Interestingly, Satya finds that even the Robinson-Patman Act (RPA), which was explicitly intended to shield smaller businesses from competition by punishing larger firms for negotiating exclusive discounts from suppliers, have disproportionately resulted in actions against smaller firms. He previously released a detailed brief on the RPA, and the likely implications of the FTC’s plans to step up RPA enforcement actions and investigations. This month, I also provided an outline of stepped-up RPA enforcement’s potential to harm consumers and competition in my column for Forbes.
Artificial Intelligence
In an entirely unsurprising continuation of events, Congress continues to contemplate further regulation of emerging AI technologies that could stymie innovation and raise costs while delivering few, tenuous, or non-existent benefits. In a recent Forbes column, I argue for a pragmatic, pro-user and pro-innovation approach that weighs the potential costs of regulations against their benefits, and that recognizes that nefarious AI-facilitated conduct is usually already illegal under existing laws that ought to be better-enforced before additional rules and regulation are considered. For a comprehensive overview of antitrust laws’ intersection and implications for AI-related issues, check out Satya Marar’s brief on AI and antitrust.

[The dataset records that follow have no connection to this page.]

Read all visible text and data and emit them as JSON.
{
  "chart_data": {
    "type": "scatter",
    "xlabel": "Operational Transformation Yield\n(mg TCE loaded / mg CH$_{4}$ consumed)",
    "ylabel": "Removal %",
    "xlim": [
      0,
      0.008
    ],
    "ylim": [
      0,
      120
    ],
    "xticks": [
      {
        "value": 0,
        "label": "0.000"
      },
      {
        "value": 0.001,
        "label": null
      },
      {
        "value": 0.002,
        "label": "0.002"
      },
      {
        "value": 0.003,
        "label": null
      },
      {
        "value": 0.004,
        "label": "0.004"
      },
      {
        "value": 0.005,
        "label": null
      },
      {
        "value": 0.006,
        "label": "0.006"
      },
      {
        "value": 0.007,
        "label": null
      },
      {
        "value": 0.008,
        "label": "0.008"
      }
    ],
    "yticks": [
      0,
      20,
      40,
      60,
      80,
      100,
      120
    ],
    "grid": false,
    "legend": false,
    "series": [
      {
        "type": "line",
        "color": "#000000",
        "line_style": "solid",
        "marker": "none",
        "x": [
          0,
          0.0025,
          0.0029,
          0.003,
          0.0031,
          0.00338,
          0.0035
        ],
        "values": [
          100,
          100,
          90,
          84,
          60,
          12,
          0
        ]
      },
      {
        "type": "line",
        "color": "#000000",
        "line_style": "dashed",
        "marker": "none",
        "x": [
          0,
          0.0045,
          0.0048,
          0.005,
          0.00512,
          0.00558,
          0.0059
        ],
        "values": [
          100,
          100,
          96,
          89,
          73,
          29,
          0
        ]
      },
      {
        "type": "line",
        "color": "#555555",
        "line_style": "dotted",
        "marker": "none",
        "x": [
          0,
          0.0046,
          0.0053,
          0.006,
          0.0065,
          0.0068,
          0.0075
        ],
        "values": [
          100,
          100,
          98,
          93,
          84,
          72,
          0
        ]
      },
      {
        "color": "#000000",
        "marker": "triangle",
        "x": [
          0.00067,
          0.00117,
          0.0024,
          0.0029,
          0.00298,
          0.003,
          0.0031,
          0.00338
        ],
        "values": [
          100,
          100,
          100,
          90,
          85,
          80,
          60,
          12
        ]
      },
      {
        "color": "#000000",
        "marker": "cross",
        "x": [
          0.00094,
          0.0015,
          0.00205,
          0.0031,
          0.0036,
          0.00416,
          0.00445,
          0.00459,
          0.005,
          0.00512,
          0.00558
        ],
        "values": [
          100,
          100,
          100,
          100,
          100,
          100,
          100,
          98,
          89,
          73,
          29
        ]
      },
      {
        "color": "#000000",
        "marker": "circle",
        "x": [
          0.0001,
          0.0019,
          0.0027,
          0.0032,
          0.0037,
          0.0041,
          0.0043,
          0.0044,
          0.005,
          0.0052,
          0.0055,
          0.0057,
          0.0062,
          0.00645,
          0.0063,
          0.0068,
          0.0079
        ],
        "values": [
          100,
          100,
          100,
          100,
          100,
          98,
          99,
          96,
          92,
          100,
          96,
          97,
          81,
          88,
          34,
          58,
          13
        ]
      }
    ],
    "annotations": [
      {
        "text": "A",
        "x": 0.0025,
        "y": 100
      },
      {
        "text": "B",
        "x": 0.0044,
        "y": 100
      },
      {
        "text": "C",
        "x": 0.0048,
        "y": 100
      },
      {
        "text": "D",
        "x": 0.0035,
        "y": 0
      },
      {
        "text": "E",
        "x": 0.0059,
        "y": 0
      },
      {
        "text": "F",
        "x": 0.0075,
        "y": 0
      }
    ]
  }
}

Memes & Myths of Antitrust
This month, we were pleased to release a working paper from University of Connecticut economics professor Richard Langlois that debunks several myths surrounding the role of many successful antitrust actions, including those against AT&T, Microsoft and IBM, in fostering competition and innovation. Rather than helping remove monopoly bottlenecks and spur innovation, Langlois finds that antitrust enforcement has failed to deliver positive outcomes and may also have led to negative consequences unintended by its supporters.
DOJ vs. Apple
My colleague Giorgio Castiglia recently analyzed the DOJ’s ongoing antitrust case against Apple for EconLib. Our senior research editor Tracy Miller and I have also written about the case and its implications for consumers and competition.
That’s all from us for now. Hope that everyone had a great Memorial Day.